Pavel Petrovich frowned sternly, and Nikolay Petrovich was embarrassed.
‘Good morning, Fenechka,’ he muttered.
‘Good morning,’ she answered in a low but audible voice and with a sideways look at Arkady, who gave her a friendly smile,
she quietly left. She swayed a little as she walked, but it suited her.
Silence reigned on the terrace for a few minutes. Pavel Petrovich sipped his cocoa and suddenly raised his head.

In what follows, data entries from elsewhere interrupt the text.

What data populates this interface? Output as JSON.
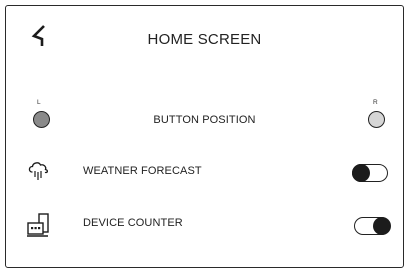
{
  "header": {
    "title": "HOME SCREEN",
    "back_icon": "back-arrow-icon"
  },
  "button_position": {
    "label": "BUTTON POSITION",
    "left_label": "L",
    "right_label": "R",
    "selected": "L",
    "left_color": "#8a8a8a",
    "right_color": "#d6d6d6"
  },
  "settings": [
    {
      "label": "WEATNER FORECAST",
      "icon": "weather-cloud-rain-icon",
      "toggle_on": false
    },
    {
      "label": "DEVICE COUNTER",
      "icon": "device-counter-icon",
      "toggle_on": true
    }
  ]
}
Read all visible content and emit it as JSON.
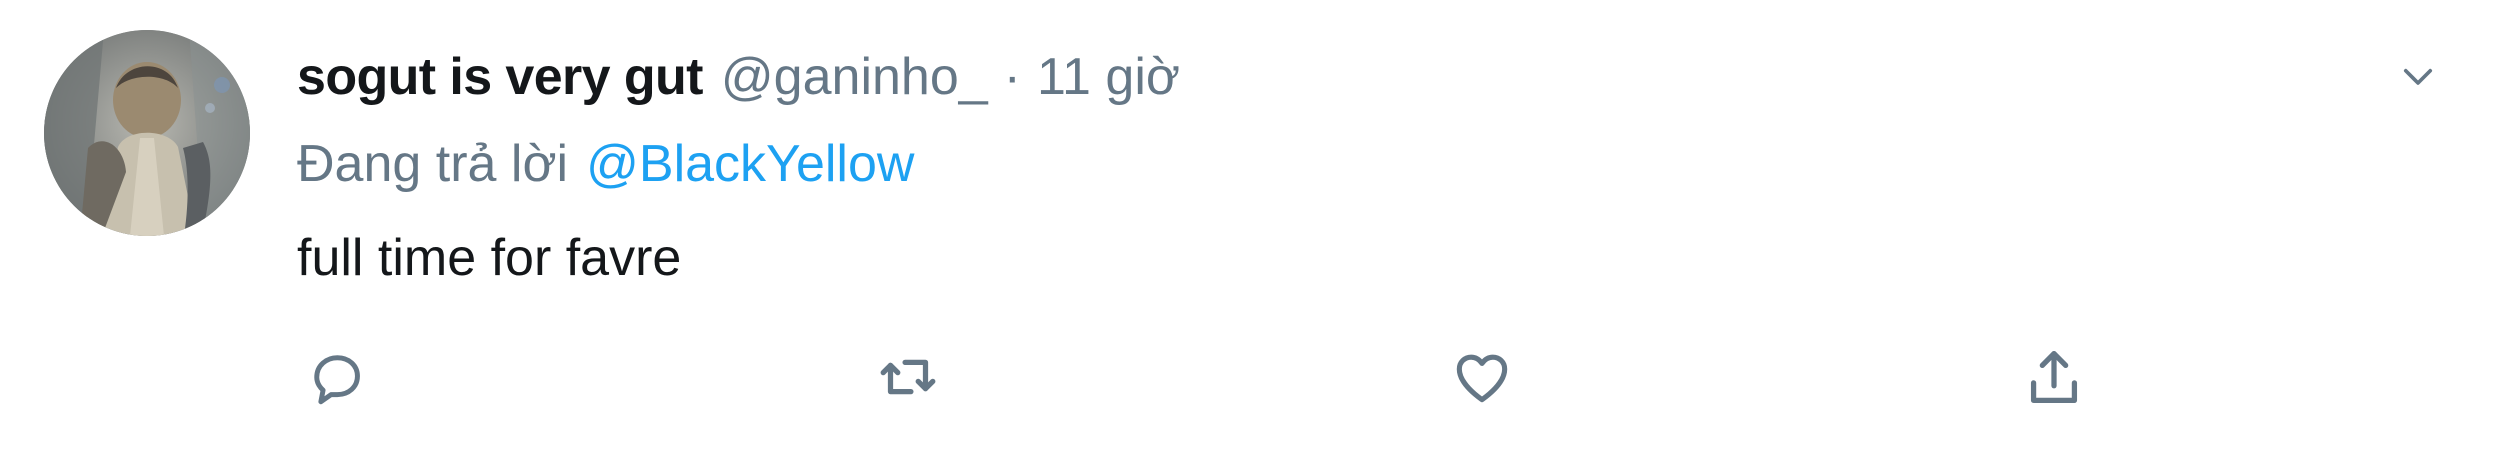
{
  "tweet": {
    "author": {
      "display_name": "sogut is very gut",
      "handle": "@ganinho_",
      "separator": "·",
      "time": "11 giờ"
    },
    "reply_context": {
      "prefix": "Đang trả lời",
      "mention": "@BlackYellow"
    },
    "text": "full time for favre"
  },
  "icons": {
    "menu": "chevron-down-icon",
    "reply": "reply-icon",
    "retweet": "retweet-icon",
    "like": "heart-icon",
    "share": "share-icon"
  },
  "colors": {
    "primary_text": "#14171a",
    "secondary_text": "#657786",
    "link": "#1da1f2",
    "background": "#ffffff"
  }
}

‘Here’s Mr Nihilist coming to join us,’ he said in an under-tone.
Indeed Bazarov was coming through the garden, stepping over the flowerbeds. His canvas coat and trousers were spattered with
mud. There was a clinging marsh plant round the crown of his old round hat. In his right hand he held a small
bag, and in the bag something live was moving. He quickly came up to the terrace and said with a nod of his head:
‘Good morning, gentlemen. I’m sorry I’m late for tea, I’ll be back in a minute. I’ve got to find a place for my prisoners.’
‘What have you got there, leeches?’ asked Pavel Petrovich.